Constructed in 1909, the Dyer Building has witnessed more than a century of change. Its numerous occupants reflect the evolution of Richland as it went from a small farming community, to a “secret city,” to a Cold War technology center, to an incorporated municipality. This one building has been a boarding house, hotel, single family home, newspaper office, a library, and an art gallery.
During the Manhattan Project, Richland’s population swelled from about 250 people to 15,000 residents. Growth brought many changes, including new cultural offerings that the pre-war farming village lacked. The Dyer Building became Richland’s first library and was an important community center for new residents. Manhattan Project families established the Richland Players, which is still a thriving local theater company.
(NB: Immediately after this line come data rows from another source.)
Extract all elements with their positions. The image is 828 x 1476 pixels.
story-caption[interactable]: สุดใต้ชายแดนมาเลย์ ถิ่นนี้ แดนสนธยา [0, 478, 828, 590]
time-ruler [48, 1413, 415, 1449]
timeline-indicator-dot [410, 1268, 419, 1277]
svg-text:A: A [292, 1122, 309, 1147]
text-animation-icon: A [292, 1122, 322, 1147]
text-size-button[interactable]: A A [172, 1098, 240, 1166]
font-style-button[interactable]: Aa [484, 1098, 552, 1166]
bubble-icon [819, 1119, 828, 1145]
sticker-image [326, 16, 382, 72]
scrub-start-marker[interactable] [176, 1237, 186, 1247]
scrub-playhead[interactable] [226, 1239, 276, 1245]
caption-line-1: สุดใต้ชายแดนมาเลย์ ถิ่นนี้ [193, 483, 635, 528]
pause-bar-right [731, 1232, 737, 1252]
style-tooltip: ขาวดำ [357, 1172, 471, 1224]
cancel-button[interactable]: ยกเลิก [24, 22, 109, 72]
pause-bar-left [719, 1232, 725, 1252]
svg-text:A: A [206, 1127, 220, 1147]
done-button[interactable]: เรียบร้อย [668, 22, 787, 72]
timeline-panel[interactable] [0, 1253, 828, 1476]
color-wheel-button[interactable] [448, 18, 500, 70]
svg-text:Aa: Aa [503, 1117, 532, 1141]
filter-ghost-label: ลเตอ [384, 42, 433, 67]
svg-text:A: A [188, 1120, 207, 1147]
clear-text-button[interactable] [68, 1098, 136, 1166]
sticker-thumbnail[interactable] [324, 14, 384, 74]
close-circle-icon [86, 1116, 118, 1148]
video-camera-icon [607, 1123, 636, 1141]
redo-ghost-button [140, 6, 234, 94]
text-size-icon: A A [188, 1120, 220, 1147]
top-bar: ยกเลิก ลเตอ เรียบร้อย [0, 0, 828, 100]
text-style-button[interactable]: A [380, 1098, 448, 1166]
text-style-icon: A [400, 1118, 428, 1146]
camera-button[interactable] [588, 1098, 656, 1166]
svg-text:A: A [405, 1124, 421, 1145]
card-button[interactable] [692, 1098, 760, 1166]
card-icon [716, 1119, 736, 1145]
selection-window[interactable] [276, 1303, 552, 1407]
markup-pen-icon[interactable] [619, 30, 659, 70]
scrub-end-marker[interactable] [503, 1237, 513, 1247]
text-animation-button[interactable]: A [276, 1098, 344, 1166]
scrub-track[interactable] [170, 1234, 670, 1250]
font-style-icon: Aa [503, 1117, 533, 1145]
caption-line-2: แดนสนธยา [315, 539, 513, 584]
Formal and informal arts classes also began during the Manhattan Project and led to the 1948 founding of Allied Arts, an organization dedicated to bringing more creative opportunities to the postwar atomic city.
Richland’s residents played a pivotal role in the Cold War, producing much of the plutonium used in the United States’ nuclear weapons. Plutonium production ceased at Hanford in 1987. Extensive cleanup work has been accomplished since then. Currently, about 8,000 Tri-Cities workers are deactivating, decommissioning, decontaminating, demolishing, and otherwise dealing with the facilities and waste that remain from decades of producing plutonium at the Hanford Site.
Continue Your Journey
Additional surviving elements of Richland’s Manhattan Project-era landscape are located nearby, including Gress’s Meat Market (Frost Me Sweet), and Riverside Park (Howard Amon Park). You may tour The Greenway (Richland Parkway) and the surrounding area to get a sense of what this community was like before, during, and after the Manhattan Project.
Today, you’ll find a showcase for local artists and gift shop at Gallery at the Park. You also can attend classes and community events here.